No primeiro mês da nova gestão, entidades de proteção a denunciantes soaram o alarme diante de ações concretas contra advogados e órgãos que garantiam essa proteção. Um dos casos mais emblemáticos foi a revogação da security clearance de Mark Zaid, um dos principais advogados de whistleblowers nos EUA, que tinha essa autorização há 25 anos. O governo simplesmente anulou sua licença, impedindo-o de continuar atuando em casos que envolvem informações confidenciais.
Na mesma linha, Trump ordenou a demissão sumária de Hampton Dellinger, chefe do Office of Special Counsel (OSC), órgão federal responsável tanto por proteger denunciantes quanto por receber e investigar denúncias de irregularidades no governo. Dellinger tinha um mandato fixo e, ainda assim, foi dispensado por e-mail com uma mensagem seca: “Em nome do Presidente Donald J. Trump, escrevo para informá-lo de que seu cargo como Procurador Especial do Escritório da Procuradoria Especial dos EUA está encerrado, com eficácia imediata.” Sem justificativa. Sem explicações.
Dellinger recorreu à Justiça, e uma juíza federal de Washington, D.C., concedeu uma liminar determinando seu retorno ao cargo, até que mais informações fossem obtidas. Mas a mensagem foi clara: o governo Trump não tem interesse de manter mecanismos de controle interno que possam representar obstáculos ao cumprimento de suas promessas de campanha.
Essas ações fazem parte de um movimento mais amplo. O FBI passa por uma verdadeira caça às bruxas, com expurgos internos e pressões políticas. O Departamento de Justiça, agora sob nova direção, dispensou procuradores da Divisão Criminal, em Washington, e mandou arquivar importantes investigações de corrupção, causando impactos no sistema de Justiça. A ordem para que a Procuradoria Federal do Distrito Sul de Nova York descontinuasse a ação penal contra o Eric Adams, prefeito da cidade, gerou uma reação em cadeia, primeiro com a renúncia da U.S. Attorney Danielle Sassoon, responsável pelo caso, seguida de uma dura retaliação determinada pelo Procurador-Geral Adjunto dos EUA, Emil Bove, que avocou o caso, para encerrá-lo em juízo; suspendeu cautelarmente dois procuradores assistentes da antiga equipe de Sassoon, os AUSA Hagan Scotten e Derek Wikstrom; e determinou a abertura de uma investigação disciplinar contra ela, por descumprir deveres hierárquicos. Independência funcional, inamovibilidade e vitaliciedade não são palavras que compõem o plexo de garantias dos procuradores dos Estados Unidos.
Num movimento paralelo, Trump baixou um decreto determinando a suspensão por 180 dias da aplicação da Foreign Corrupt Practices Act (FCPA), a principal legislação americana contra o suborno transnacional, deixando empresas livres para pagar propinas no exterior, sem receio de punição federal nos Estados Unidos. O efeito pervasivo dessa medida terá alcance transnacional, noutros mercados.

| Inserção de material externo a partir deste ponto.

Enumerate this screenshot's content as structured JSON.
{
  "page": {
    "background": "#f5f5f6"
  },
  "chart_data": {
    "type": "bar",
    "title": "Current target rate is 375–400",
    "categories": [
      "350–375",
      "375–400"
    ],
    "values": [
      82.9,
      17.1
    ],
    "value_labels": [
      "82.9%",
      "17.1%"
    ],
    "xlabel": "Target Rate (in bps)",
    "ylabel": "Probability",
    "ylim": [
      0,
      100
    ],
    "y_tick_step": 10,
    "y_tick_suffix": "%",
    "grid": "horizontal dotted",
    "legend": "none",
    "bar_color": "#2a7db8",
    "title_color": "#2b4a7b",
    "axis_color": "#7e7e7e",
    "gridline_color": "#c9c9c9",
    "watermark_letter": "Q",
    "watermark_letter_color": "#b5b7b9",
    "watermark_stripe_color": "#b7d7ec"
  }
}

Quanto aos denunciantes, as fontes informacionais sobre irregularidades no Executivo ficarão mais escassas, com a desestruturação de mecanismos de denúncia (whistleblowing). Soa mal. Parece ruim. Não é bom. É como se o governo Trump estivesse erguendo barreiras contra qualquer tipo de escrutínio.

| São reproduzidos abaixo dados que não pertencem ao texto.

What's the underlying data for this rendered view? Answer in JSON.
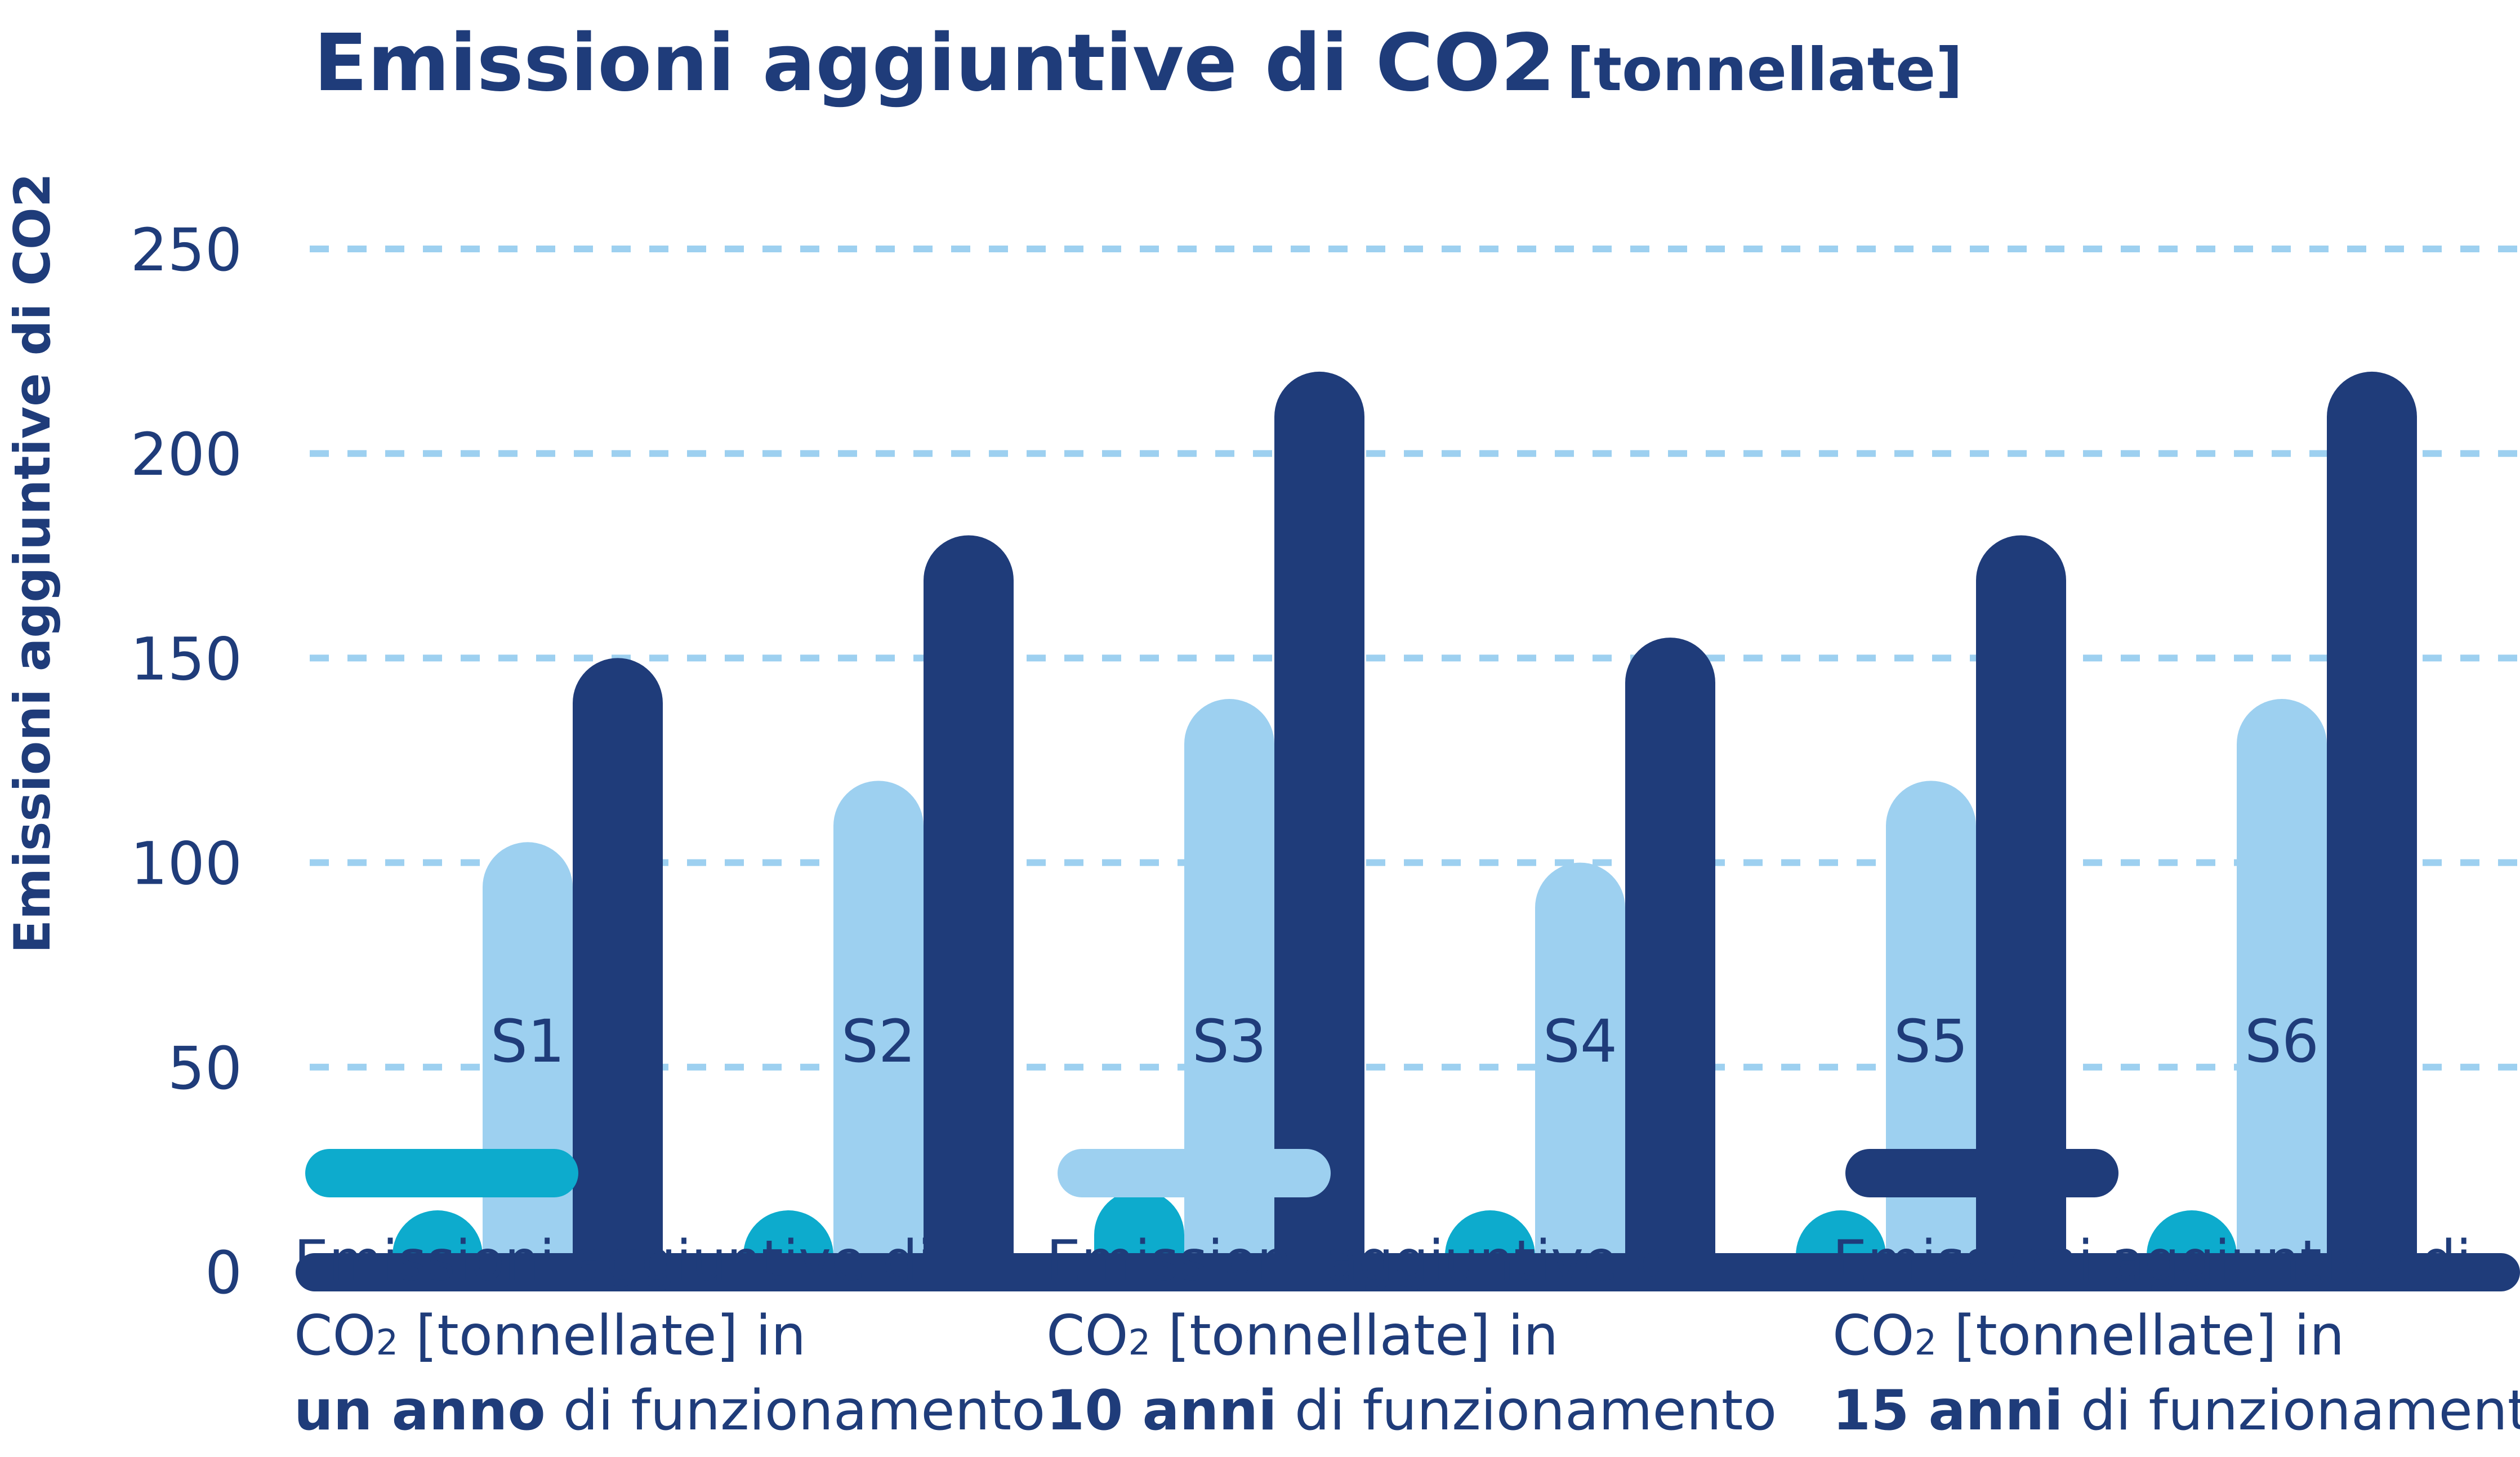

As reações acaloradas de seus correligionários a decisões judiciais que suspenderam alguns de seus decretos causam mais perplexidade. Musk e senadores da base de apoio presidencial chegaram a defender o impeachment de juízes federais, usando de novo o argumento de que autoridades não eleitas pretenderiam tomar o lugar do presidente eleito na condução do país. Ocorre, porém, que, em todo Estado de Direito, os juízes controlam os atos do Poder Executivo. São os tais “juízes de Berlim”, da fábula do Moleiro de Sanssouci. Não custa lembrar que foi lá mesmo nos Estados Unidos que foi construída a doutrina do controle de constitucionalidade, num marcante precedente estudado em todas as faculdades de Direito do mundo: Marbury vs. Madison, decidido pela Suprema Corte norte-americana em 1803.

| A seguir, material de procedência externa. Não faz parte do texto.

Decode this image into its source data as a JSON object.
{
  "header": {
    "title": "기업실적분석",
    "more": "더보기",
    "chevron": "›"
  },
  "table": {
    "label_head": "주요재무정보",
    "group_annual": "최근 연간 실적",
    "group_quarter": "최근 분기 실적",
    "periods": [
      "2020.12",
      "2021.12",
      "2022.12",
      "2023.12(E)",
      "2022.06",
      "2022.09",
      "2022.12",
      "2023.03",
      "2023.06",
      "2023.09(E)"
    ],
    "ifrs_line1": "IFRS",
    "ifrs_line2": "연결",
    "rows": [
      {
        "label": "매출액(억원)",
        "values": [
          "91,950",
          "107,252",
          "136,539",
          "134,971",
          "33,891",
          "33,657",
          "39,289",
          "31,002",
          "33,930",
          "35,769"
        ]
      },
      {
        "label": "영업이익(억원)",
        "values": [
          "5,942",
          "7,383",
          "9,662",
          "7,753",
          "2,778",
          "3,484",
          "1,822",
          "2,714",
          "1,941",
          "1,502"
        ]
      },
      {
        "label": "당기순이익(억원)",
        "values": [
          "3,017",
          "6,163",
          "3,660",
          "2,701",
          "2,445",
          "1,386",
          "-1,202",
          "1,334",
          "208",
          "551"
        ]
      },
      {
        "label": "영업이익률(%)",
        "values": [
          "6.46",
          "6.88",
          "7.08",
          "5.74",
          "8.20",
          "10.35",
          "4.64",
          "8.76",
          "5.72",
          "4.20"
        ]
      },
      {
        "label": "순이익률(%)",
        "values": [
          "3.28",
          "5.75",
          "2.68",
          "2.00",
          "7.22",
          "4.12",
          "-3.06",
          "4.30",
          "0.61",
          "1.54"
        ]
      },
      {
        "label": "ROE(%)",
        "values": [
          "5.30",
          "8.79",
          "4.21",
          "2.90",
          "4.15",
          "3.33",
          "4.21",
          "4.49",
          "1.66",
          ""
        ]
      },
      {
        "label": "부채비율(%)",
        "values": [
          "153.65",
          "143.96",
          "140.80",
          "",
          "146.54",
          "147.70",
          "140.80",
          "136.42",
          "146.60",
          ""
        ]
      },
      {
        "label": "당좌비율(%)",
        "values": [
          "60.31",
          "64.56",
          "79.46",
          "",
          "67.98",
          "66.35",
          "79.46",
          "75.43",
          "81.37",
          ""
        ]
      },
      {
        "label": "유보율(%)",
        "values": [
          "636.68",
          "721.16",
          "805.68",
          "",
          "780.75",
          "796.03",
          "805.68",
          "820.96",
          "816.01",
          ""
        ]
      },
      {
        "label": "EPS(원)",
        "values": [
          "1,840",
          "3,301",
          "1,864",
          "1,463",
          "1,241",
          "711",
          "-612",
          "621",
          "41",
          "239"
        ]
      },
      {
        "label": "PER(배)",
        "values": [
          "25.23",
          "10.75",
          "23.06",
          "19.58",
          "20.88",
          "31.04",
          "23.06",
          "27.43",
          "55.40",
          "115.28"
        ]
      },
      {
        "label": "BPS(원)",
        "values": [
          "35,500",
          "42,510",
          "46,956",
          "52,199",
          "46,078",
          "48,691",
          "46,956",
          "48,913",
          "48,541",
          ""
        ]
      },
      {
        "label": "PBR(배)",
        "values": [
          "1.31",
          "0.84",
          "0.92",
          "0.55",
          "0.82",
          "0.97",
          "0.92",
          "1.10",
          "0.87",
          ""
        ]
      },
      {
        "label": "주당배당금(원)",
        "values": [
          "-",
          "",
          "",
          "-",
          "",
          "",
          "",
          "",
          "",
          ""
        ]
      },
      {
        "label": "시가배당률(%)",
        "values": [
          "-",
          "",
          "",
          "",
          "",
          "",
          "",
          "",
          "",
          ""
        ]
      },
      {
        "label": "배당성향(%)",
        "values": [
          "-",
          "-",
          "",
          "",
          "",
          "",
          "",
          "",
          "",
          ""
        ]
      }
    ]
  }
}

Como comentei noutro texto, a sigla MAGA não deveria ser lida jocosamente como Make Accountability Go Away. Se essa tendência continuar, o preço será alto. Sem mecanismos de controle ou com sistemas débeis, práticas autoritárias, abusos, assédios ou condutas corruptas podem se acentuar. Sem proteção a denunciantes, situações graves de abuso de poder e de malversação de recursos públicos podem jamais vir à tona. A importância dos whistleblowers foi destacada em sentença da Corte Interamericana de Direitos Humanos (Corte IDH), no caso Viteri Ungaretti vs. Equador (aqui). Sem segurança jurídica, agentes do FBI e procuradores do DoJ poderão ver-se desestimulados a agira; podem ter receio de atuar, porque correm o risco de, com a troca de governos, serem sumariamente dispensados ou acusados da prática de lawfare pela própria Procuradoria-Geral, como aconteceu com Sassoon, a ex-Procuradora-Chefe de Nova York.
É cedo ainda para afirmar que há um apagão da integridade ou uma destruição meticulosa dos freios e contrapesos que garantem a transparência na Administração Pública norte-americana. Mas os sinais não são bons. E esse é um alerta não apenas para os EUA, mas para todas as democracias que ainda acreditam que a responsabilização individual e o dever de prestar contas são pilares inegociáveis do Estado de Direito. Já não vivemos dos reis que não erram jamais. The King can do wrong.